Gouverneur: Siewerodonezk 80 Prozent in russischer Hand

Gebäude für Gebäude erobern russische Truppen die strategisch wichtige Industriestadt Siewjerodonezk im Osten der Ukraine.

Sie kontrollieren jetzt “80 Prozent der Stadt”, sagte Regionalgouverneur Serhij Gajdaj gestern Abend. Der Chef der ukrainischen Armee, Valeriy Zalushnyi, sagte, seine Soldaten in Luhansk seien derzeit mit der „schwierigsten Situation“ konfrontiert.

„Der Gegner hat einen operativen Vorteil in Sachen Artillerie“, räumte er laut Kiew in einem Telefongespräch mit seinem französischen Kollegen Thierry Burkhard ein. Er plädierte dafür, seine Truppen “so schnell wie möglich” auf Nato-Waffentypen umzustellen. “Das würde Leben retten.”

Die ukrainische Armee berichtet über die anhaltenden Kämpfe

“Der Feind führt Angriffe auf die Bevölkerung von Sjewjerodonezk durch”, sagte der ukrainische Generalstab in seinem aktuellen Lagebericht. Unklar ist, in wie vielen Stadtteilen der einstigen Metropole noch Ukrainer leben. Zuvor hatten die Russen das Stadtzentrum eingenommen.
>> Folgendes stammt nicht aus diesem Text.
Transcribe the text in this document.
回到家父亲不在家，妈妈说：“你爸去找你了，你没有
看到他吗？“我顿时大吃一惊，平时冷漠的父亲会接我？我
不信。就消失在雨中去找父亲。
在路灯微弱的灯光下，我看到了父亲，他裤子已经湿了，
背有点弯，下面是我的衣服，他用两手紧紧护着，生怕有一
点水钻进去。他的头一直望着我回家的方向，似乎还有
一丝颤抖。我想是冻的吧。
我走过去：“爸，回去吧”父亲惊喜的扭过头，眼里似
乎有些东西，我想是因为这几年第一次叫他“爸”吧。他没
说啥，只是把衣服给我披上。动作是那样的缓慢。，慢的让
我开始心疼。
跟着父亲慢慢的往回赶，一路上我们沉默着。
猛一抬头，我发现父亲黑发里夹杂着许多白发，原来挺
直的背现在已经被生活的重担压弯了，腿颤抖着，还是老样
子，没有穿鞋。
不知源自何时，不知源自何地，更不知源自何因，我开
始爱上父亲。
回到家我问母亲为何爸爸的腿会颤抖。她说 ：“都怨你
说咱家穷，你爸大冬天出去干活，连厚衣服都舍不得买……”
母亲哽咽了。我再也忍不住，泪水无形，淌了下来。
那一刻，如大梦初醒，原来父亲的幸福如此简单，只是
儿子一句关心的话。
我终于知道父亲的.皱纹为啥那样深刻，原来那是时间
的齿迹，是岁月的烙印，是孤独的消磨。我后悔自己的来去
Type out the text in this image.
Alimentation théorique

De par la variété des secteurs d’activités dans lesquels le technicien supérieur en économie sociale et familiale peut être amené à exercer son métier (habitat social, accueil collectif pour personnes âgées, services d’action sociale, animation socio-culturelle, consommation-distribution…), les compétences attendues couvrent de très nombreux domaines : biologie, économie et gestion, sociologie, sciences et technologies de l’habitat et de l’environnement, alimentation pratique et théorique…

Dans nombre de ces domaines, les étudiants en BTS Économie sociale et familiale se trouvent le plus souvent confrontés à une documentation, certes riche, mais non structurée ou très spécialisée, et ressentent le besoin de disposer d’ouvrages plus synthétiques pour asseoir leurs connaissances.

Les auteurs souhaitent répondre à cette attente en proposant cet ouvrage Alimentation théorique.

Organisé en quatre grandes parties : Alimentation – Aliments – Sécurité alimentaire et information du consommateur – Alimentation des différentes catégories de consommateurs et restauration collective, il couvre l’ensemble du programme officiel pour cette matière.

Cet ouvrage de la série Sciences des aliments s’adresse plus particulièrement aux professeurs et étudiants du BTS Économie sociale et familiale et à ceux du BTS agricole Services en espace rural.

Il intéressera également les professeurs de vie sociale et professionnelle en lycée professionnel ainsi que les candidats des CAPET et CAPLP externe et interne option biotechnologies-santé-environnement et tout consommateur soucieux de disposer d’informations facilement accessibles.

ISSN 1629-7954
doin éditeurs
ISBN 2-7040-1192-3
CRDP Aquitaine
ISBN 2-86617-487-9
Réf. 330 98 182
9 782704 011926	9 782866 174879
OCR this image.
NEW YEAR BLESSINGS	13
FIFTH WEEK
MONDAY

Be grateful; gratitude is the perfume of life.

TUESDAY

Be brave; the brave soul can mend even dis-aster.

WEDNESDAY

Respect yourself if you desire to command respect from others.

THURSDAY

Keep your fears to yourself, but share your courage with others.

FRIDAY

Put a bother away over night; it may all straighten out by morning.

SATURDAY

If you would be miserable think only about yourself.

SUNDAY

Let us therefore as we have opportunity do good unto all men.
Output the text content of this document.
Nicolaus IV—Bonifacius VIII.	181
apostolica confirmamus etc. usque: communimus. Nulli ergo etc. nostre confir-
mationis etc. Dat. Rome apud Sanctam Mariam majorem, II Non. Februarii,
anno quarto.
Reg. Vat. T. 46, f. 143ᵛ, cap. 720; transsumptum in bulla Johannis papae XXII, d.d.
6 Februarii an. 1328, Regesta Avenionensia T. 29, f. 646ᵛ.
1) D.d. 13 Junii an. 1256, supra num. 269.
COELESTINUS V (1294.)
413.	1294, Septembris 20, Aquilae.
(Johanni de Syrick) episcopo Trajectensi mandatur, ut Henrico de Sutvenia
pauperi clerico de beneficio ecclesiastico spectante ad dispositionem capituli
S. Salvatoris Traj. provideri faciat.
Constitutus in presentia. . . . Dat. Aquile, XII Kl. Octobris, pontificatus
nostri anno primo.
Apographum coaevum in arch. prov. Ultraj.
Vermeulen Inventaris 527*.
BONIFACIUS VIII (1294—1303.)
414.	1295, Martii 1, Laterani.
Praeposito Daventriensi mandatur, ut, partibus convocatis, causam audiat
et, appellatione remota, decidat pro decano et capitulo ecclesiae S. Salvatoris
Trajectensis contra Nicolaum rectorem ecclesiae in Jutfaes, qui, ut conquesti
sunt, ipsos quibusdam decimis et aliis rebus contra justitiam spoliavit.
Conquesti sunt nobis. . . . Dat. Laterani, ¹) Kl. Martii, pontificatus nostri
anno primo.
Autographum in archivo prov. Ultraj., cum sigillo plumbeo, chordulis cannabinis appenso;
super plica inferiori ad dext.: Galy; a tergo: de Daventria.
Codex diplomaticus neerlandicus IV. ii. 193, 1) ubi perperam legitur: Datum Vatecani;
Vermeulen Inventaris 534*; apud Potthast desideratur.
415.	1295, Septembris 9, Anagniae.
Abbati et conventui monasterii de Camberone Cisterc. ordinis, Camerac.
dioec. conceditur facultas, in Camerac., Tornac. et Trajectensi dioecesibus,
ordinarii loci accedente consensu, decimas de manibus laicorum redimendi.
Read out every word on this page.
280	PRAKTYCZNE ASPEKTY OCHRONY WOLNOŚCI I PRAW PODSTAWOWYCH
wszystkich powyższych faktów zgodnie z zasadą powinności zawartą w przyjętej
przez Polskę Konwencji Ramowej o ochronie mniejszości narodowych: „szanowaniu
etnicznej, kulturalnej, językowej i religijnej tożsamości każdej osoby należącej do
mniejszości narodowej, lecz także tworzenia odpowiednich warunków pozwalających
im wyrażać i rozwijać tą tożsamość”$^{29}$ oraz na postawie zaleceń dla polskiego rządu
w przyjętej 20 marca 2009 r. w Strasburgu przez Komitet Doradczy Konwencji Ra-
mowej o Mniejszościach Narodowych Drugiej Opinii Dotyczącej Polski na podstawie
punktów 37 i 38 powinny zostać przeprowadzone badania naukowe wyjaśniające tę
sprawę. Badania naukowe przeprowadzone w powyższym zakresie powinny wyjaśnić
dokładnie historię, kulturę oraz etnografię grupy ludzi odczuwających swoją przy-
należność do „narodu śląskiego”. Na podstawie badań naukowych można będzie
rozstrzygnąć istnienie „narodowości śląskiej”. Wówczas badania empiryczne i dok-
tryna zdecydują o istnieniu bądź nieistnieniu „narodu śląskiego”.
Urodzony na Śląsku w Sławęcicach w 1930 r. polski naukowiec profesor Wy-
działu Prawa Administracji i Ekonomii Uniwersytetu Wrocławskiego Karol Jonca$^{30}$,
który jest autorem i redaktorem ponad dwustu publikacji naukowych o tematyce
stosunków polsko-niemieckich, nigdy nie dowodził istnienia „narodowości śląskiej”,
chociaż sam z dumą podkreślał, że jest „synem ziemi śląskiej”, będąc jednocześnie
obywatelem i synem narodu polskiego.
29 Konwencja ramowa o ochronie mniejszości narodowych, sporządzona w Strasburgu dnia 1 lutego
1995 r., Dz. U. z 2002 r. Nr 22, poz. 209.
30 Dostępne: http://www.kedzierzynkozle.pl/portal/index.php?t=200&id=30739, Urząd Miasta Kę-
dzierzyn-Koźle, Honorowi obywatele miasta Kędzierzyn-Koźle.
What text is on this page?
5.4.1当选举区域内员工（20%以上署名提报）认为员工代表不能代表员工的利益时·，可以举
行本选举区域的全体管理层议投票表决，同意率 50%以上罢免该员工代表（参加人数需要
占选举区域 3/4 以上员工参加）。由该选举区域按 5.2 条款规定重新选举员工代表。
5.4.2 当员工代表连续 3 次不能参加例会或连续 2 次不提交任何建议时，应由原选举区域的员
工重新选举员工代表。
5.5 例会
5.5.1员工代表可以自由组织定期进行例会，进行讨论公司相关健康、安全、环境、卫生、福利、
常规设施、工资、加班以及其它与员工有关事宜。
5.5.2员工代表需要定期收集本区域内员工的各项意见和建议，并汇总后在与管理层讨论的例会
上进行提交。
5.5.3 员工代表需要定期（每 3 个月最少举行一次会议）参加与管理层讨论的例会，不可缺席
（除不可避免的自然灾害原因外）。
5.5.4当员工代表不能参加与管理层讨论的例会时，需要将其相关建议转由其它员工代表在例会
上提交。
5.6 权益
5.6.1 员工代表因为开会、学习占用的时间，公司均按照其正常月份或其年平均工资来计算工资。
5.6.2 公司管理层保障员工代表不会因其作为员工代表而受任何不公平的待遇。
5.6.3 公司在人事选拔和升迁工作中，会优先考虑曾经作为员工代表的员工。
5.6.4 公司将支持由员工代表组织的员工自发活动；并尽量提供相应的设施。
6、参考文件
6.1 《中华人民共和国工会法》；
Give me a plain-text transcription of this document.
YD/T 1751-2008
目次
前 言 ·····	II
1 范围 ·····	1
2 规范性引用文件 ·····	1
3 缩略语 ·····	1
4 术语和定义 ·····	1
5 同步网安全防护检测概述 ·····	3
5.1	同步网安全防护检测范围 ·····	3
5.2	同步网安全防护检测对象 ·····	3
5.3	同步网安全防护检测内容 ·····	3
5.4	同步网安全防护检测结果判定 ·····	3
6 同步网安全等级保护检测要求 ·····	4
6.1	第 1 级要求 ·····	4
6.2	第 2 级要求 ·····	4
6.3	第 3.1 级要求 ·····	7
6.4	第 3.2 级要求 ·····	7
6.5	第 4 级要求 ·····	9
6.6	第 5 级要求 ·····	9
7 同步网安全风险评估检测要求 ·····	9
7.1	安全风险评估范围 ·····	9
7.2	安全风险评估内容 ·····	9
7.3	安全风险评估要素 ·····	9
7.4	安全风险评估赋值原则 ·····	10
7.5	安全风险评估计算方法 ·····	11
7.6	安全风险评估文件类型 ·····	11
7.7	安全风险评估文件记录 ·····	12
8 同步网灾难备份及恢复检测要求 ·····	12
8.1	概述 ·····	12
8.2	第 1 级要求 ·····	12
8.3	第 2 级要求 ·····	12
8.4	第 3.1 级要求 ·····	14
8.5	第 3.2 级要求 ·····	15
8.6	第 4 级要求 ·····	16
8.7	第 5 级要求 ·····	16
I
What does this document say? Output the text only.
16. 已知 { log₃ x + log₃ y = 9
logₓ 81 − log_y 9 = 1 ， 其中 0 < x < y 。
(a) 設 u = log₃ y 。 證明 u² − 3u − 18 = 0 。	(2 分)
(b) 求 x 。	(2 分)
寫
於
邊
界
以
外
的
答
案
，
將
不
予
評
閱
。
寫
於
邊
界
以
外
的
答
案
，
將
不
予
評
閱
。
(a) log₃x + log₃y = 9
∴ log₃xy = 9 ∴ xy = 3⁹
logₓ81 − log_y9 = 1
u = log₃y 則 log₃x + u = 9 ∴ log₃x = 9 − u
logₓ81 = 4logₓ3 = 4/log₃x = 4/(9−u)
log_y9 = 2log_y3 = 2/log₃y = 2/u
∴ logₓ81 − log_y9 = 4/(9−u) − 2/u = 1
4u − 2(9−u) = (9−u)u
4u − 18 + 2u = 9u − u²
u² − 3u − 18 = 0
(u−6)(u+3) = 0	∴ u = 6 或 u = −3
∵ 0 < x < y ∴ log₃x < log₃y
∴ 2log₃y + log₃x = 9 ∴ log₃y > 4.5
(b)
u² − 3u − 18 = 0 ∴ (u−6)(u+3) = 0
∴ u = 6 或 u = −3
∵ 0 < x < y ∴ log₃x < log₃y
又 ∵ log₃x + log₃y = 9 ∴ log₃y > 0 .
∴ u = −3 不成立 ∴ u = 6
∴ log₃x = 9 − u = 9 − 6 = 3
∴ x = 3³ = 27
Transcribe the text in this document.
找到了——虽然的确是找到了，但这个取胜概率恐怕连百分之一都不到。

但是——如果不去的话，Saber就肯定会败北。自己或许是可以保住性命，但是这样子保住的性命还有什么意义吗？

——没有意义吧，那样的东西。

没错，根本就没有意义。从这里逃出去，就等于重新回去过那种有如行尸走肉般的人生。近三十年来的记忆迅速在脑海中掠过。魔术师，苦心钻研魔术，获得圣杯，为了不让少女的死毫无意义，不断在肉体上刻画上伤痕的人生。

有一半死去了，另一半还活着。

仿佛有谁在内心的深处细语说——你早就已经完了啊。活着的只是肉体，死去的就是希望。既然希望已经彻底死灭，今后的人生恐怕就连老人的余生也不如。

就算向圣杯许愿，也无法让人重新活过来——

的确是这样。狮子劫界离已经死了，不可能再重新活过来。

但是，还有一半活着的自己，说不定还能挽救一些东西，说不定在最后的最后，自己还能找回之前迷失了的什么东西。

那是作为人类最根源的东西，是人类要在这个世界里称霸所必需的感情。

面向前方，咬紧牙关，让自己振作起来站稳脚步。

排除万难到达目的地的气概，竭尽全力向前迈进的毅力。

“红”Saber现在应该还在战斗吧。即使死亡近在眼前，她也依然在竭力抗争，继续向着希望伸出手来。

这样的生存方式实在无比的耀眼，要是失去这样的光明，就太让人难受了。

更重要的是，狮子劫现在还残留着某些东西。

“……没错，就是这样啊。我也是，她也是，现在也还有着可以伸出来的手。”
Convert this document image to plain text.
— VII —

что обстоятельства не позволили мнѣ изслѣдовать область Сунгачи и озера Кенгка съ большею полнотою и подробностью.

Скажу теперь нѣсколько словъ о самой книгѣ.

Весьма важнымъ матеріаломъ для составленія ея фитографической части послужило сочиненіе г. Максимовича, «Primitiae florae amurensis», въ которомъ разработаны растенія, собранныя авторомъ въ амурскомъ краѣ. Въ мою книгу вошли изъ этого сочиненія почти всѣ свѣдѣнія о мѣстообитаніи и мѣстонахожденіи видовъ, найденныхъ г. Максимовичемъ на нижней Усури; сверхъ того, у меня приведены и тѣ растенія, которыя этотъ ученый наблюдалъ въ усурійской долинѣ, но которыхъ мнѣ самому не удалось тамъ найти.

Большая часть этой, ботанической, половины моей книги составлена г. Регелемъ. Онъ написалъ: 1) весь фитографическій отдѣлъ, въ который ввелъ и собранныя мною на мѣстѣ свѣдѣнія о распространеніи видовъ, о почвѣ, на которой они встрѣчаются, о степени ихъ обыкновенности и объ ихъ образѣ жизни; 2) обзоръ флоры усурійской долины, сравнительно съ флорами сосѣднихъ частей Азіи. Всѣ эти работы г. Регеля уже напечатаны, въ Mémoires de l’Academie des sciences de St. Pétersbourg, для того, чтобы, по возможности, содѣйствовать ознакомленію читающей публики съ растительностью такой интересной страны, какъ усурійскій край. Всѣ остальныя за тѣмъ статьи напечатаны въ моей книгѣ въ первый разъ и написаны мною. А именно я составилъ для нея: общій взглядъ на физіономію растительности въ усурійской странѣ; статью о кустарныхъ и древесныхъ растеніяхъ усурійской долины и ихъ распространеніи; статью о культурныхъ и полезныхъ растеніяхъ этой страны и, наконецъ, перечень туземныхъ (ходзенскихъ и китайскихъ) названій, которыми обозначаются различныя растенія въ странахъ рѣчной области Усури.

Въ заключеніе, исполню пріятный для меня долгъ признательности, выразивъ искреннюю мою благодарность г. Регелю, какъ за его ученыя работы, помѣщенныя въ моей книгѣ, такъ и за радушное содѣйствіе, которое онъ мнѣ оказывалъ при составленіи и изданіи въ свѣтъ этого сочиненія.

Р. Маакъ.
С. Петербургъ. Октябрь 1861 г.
Gefechte in den Vorstädten Bobrove und Ustyniwka verliefen laut Lagebericht trotz Granatwerferunterstützung für russische Truppen erfolglos.

Andererseits räumte die ukrainische Armee ein, dass die russische Offensive in Komyschuwakha zumindest „teilweise erfolgreich“ gewesen sei. Die urbane Siedlung liegt südlich der Stadt Lyssychansk, dem nächsten Etappenziel der Russen. Lysychansk und Siewerodonetsk sind nur durch den Fluss Siverskyi Donets getrennt.

„Situation im Osten ist sehr schwierig“

Die Ukraine erwartet mehrere Raketenwerfer, die kürzlich von US-Präsident Joe Biden versprochen wurden und eine größere Reichweite und Genauigkeit versprechen.

„Die Situation im Osten ist wirklich schwierig“, sagte der ukrainische Präsident Wolodymyr Selenskyj in einem gestern veröffentlichten Interview mit US Newsmax. “Wir verlieren jeden Tag zwischen 60 und 100 Soldaten, die im Kampf getötet werden, und etwa 500 werden verwundet.”